I’m been working on this design for several weeks and would really appreciate further insights.
Basically, I would like to track Create, Update and Delete on dynamoDB tables with the following requirements:
- User is able to query the changes for the past 15 mths
- User will need to make request, if need to query > 15 mths
- These records are kept for 10 years for compliance after which it will be deleted
I came up with this design:
dynamoDB tbl --(stream)--> lambda function --(save to)--> RDS Monthly --(cron job run)--> lambda --(archive records > 15 mths to json and put into)-->Glacier--(query)-->Athena
Any flaws with this design?
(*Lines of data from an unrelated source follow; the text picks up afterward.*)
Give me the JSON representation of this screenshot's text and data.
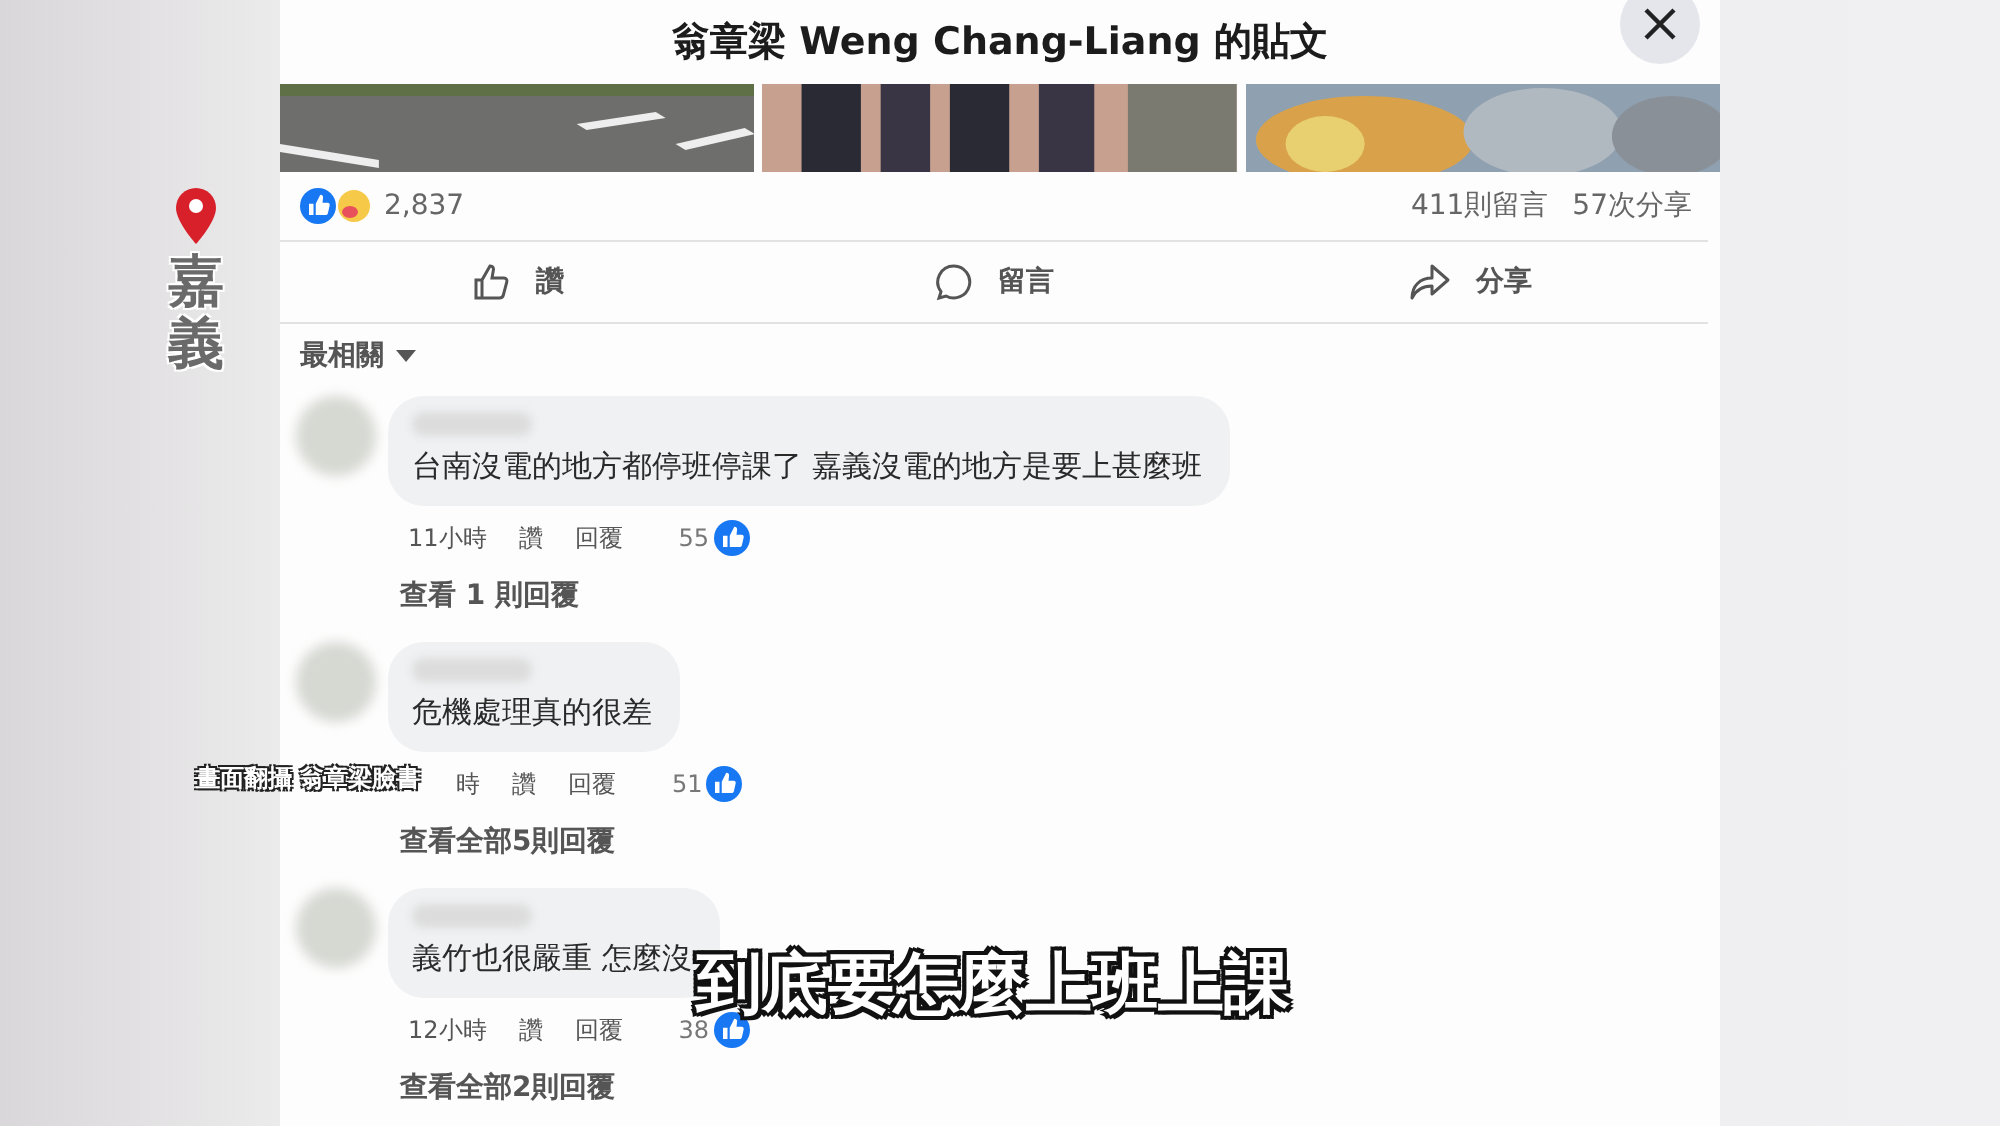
{
  "post_dialog": {
    "title": "翁章梁 Weng Chang-Liang 的貼文",
    "reaction_count": "2,837",
    "comment_count": "411則留言",
    "share_count": "57次分享",
    "actions": [
      "讚",
      "留言",
      "分享"
    ],
    "sort": "最相關",
    "comments": [
      {
        "text": "台南沒電的地方都停班停課了 嘉義沒電的地方是要上甚麼班",
        "time": "11小時",
        "like": "讚",
        "reply": "回覆",
        "likes": "55",
        "view_replies": "查看 1 則回覆"
      },
      {
        "text": "危機處理真的很差",
        "time": "時",
        "like": "讚",
        "reply": "回覆",
        "likes": "51",
        "view_replies": "查看全部5則回覆"
      },
      {
        "text": "義竹也很嚴重 怎麼沒",
        "time": "12小時",
        "like": "讚",
        "reply": "回覆",
        "likes": "38",
        "view_replies": "查看全部2則回覆"
      }
    ]
  },
  "overlays": {
    "location": "嘉義",
    "credit": "畫面翻攝 翁章梁臉書",
    "subtitle": "到底要怎麼上班上課"
  }
}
Will this be the most cost effective implementation?
lambda function --(save to)--> RDS:
- I need to do a cost calculation, I will either save to RDS or back to dynamoDB whichever is cheaper
- I was thinking of saving each change record to S3 as a json file, and use lifecycle to archive to Glacier after 15 mths, and use Athena to do user query. But the front-end app to query via Athena seems a bit difficult to implement. Also, it seems a bit costly as there is additional cost for lifecycle put request from S3 to Glacier.
Glacier--(query)-->Athena, I’m not very familiar with Athena, but is there an effective way to name my json file and place them in certain folder structure so that it’s easier for Athena to build the query?